On se référera au chapitre sur le développement rural pour une analyse générale des caractéristiques, des tendances et des enjeux concernant l'économie des campagnes, et l'on s'en tiendra ici aux instruments et politiques ciblés.

Nous savons que le développement des services aux particuliers, du commerce et de l'artisanat repose largement sur l'existence d'une demande locale, et reflète donc essentiellement le dynamisme résidentiel, partie liée aux enjeux précédents. La production industrielle exige, de même, un bon accès aux réseaux électroniques et autoroutiers.

Mais outre le recours aux leviers structurels, précédemment décrits, comment favoriser l'activité productive en général, et la réindustrialisation en particulier ?


• La question de l' image peut être considérée comme primordiale , et des démarches d'identification à des territoires, comme il en existe pour l'alimentaire, devraient être dupliquées pour des produits industriels ou artisanaux non alimentaires. A cet égard, le projet de loi renforçant les droits, la protection et l'information des consommateurs comprend un article qui étend la protection des indications géographiques aux produits autres qu'alimentaires, ce qui constitue certainement une voie à explorer. On mentionnera aussi le label « made in Jura », lancé en 2003 par ce département.

Le sénateur Edmond Hervé, cite l'exemple de l'entreprise Laguiole « dont la fabrication avait, dans un premier temps, chuté. Un « enfant du pays » a su redresser l'affaire, en y réintroduisant des procédés artisanaux et en faisant reconnaître le « made in France ». Il faut combattre une vision trop financière, contraire à l'aménagement du territoire, et retrouver une culture industrielle, artisanale, de la main... ».

Rejoignant ici les conclusions du rapport « Territoires ruraux, territoires d'avenir » précité, vos rapporteurs estiment que la mention de l'origine devrait être indiquée aussi précisément que possible.

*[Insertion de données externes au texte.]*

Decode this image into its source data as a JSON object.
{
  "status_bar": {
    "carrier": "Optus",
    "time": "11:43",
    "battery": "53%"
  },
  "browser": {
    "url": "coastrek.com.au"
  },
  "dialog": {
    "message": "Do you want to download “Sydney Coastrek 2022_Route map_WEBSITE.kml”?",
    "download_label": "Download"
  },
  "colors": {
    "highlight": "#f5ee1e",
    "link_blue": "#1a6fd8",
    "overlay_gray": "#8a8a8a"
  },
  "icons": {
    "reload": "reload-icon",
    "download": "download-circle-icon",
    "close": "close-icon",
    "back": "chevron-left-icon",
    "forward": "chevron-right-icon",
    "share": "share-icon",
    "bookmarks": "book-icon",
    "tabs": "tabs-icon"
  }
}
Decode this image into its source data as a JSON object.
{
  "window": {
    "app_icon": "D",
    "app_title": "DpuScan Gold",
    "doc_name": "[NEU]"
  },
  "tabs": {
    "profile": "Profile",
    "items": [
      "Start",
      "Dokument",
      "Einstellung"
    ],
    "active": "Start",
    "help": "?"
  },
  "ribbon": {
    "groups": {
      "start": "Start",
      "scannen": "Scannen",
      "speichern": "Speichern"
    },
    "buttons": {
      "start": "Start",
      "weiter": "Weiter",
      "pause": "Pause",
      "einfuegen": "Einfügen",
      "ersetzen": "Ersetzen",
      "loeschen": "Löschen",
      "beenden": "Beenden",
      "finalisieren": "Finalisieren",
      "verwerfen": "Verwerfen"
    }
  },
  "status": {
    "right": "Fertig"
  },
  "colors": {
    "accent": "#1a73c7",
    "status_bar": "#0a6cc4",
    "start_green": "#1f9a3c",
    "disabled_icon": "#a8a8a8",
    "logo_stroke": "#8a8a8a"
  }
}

• La question des financements ciblés donne lieu à un inventaire qui laisse une désagréable impression de saupoudrage et fait deviner l'étendue de besoins en ingénierie financière dont les collectivités rurales font d'ailleurs régulièrement état. Elle interroge aussi sur les risques de captation d'avantages fiscaux et de subventions encourus par les collectivités qui chercheraient à attirer des entreprises sans concertation avec les territoires voisins ou sans lien avec le territoire rural concerné.

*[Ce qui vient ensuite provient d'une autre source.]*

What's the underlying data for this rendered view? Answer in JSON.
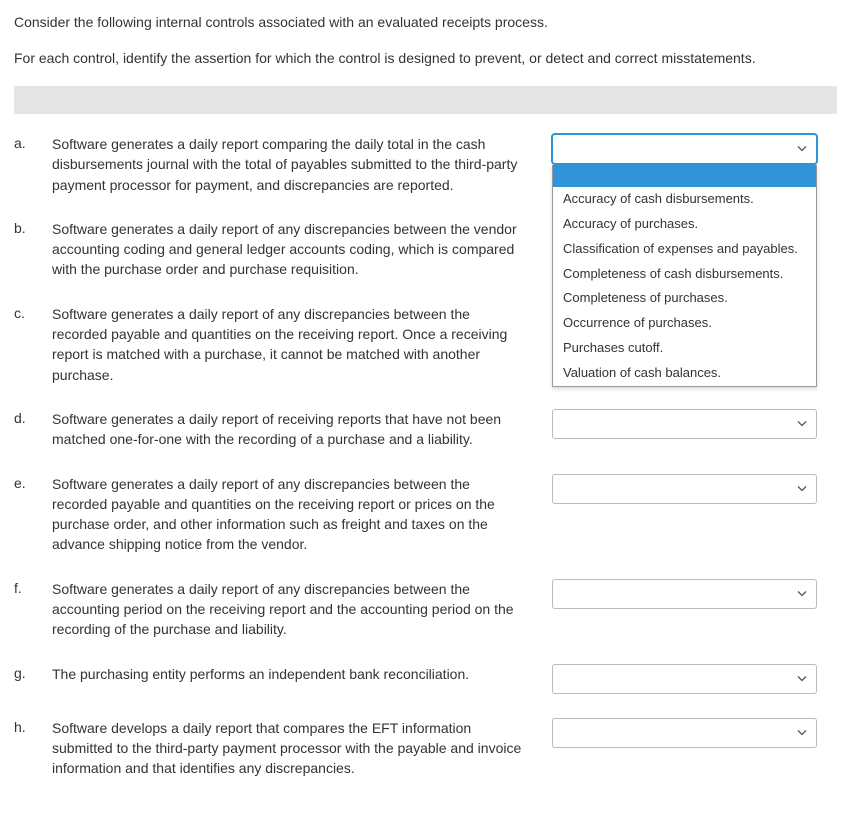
{
  "instructions": {
    "line1": "Consider the following internal controls associated with an evaluated receipts process.",
    "line2": "For each control, identify the assertion for which the control is designed to prevent, or detect and correct misstatements."
  },
  "questions": [
    {
      "letter": "a.",
      "text": "Software generates a daily report comparing the daily total in the cash disbursements journal with the total of payables submitted to the third-party payment processor for payment, and discrepancies are reported.",
      "dropdownOpen": true
    },
    {
      "letter": "b.",
      "text": "Software generates a daily report of any discrepancies between the vendor accounting coding and general ledger accounts coding, which is compared with the purchase order and purchase requisition.",
      "dropdownOpen": false,
      "hideDropdown": true
    },
    {
      "letter": "c.",
      "text": "Software generates a daily report of any discrepancies between the recorded payable and quantities on the receiving report. Once a receiving report is matched with a purchase, it cannot be matched with another purchase.",
      "dropdownOpen": false,
      "hideDropdown": true
    },
    {
      "letter": "d.",
      "text": "Software generates a daily report of receiving reports that have not been matched one-for-one with the recording of a purchase and a liability.",
      "dropdownOpen": false
    },
    {
      "letter": "e.",
      "text": "Software generates a daily report of any discrepancies between the recorded payable and quantities on the receiving report or prices on the purchase order, and other information such as freight and taxes on the advance shipping notice from the vendor.",
      "dropdownOpen": false
    },
    {
      "letter": "f.",
      "text": "Software generates a daily report of any discrepancies between the accounting period on the receiving report and the accounting period on the recording of the purchase and liability.",
      "dropdownOpen": false
    },
    {
      "letter": "g.",
      "text": "The purchasing entity performs an independent bank reconciliation.",
      "dropdownOpen": false
    },
    {
      "letter": "h.",
      "text": "Software develops a daily report that compares the EFT information submitted to the third-party payment processor with the payable and invoice information and that identifies any discrepancies.",
      "dropdownOpen": false
    }
  ],
  "dropdownOptions": [
    "Accuracy of cash disbursements.",
    "Accuracy of purchases.",
    "Classification of expenses and payables.",
    "Completeness of cash disbursements.",
    "Completeness of purchases.",
    "Occurrence of purchases.",
    "Purchases cutoff.",
    "Valuation of cash balances."
  ]
}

- Les zones de revitalisation rurale (ZRR) souffriraient d'imperfections dommageables à leur efficacité.

Les zones de revitalisation rurale

Créées par la loi d'orientation pour l'aménagement et le développement du territoire du 4 février 1995, les zones de revitalisation rurale (ZRR) regroupent des territoires ruraux qui rencontrent des difficultés particulières : faible densité démographique, handicap structurel sur le plan socio-économique.

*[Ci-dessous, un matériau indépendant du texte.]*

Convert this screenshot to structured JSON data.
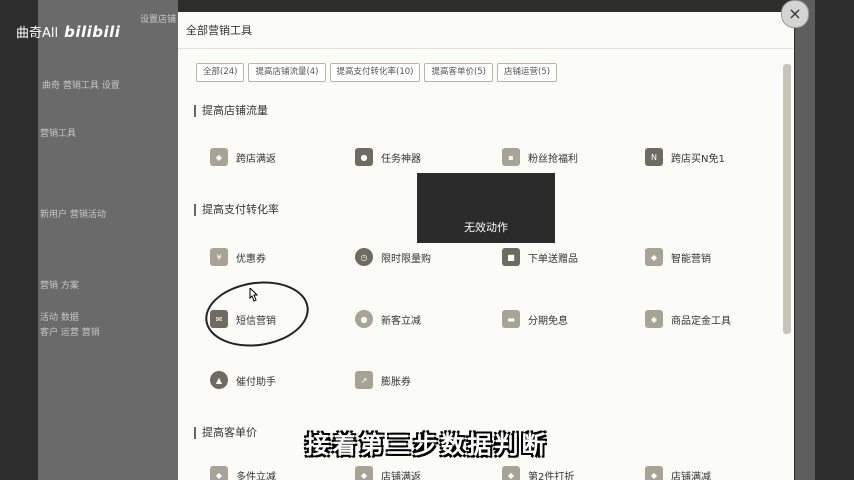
{
  "watermark": {
    "channel": "曲奇All",
    "brand": "bilibili"
  },
  "background": {
    "texts": [
      "设置店铺",
      "曲奇 营销工具 设置",
      "营销工具",
      "新用户 营销活动",
      "营销 方案",
      "活动 数据",
      "客户 运营 营销"
    ]
  },
  "modal": {
    "title": "全部营销工具",
    "close_glyph": "×",
    "tabs": [
      {
        "label": "全部(24)"
      },
      {
        "label": "提高店铺流量(4)"
      },
      {
        "label": "提高支付转化率(10)"
      },
      {
        "label": "提高客单价(5)"
      },
      {
        "label": "店铺运营(5)"
      }
    ],
    "sections": [
      {
        "title": "提高店铺流量",
        "tools": [
          "跨店满返",
          "任务神器",
          "粉丝抢福利",
          "跨店买N免1"
        ]
      },
      {
        "title": "提高支付转化率",
        "tools": [
          "优惠券",
          "限时限量购",
          "下单送赠品",
          "智能营销",
          "短信营销",
          "新客立减",
          "分期免息",
          "商品定金工具",
          "催付助手",
          "膨胀券"
        ]
      },
      {
        "title": "提高客单价",
        "tools": [
          "多件立减",
          "店铺满返",
          "第2件打折",
          "店铺满减"
        ]
      }
    ]
  },
  "toast": {
    "text": "无效动作"
  },
  "subtitle": {
    "text": "接着第三步数据判断"
  },
  "colors": {
    "accent": "#a8a394",
    "modal_bg": "#fbfbf7",
    "overlay": "#2e2e2e"
  }
}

Le classement en ZRR permet aux entreprises de ces territoires de bénéficier d'avantages fiscaux importants, notamment lors de leur création. La loi n° 2005-157 du 23 février 2005 relative au développement des territoires ruraux a accru les dispositifs fiscaux et incité à des regroupements intercommunaux pour que les actions menées dans les communes en ZRR soient plus efficaces.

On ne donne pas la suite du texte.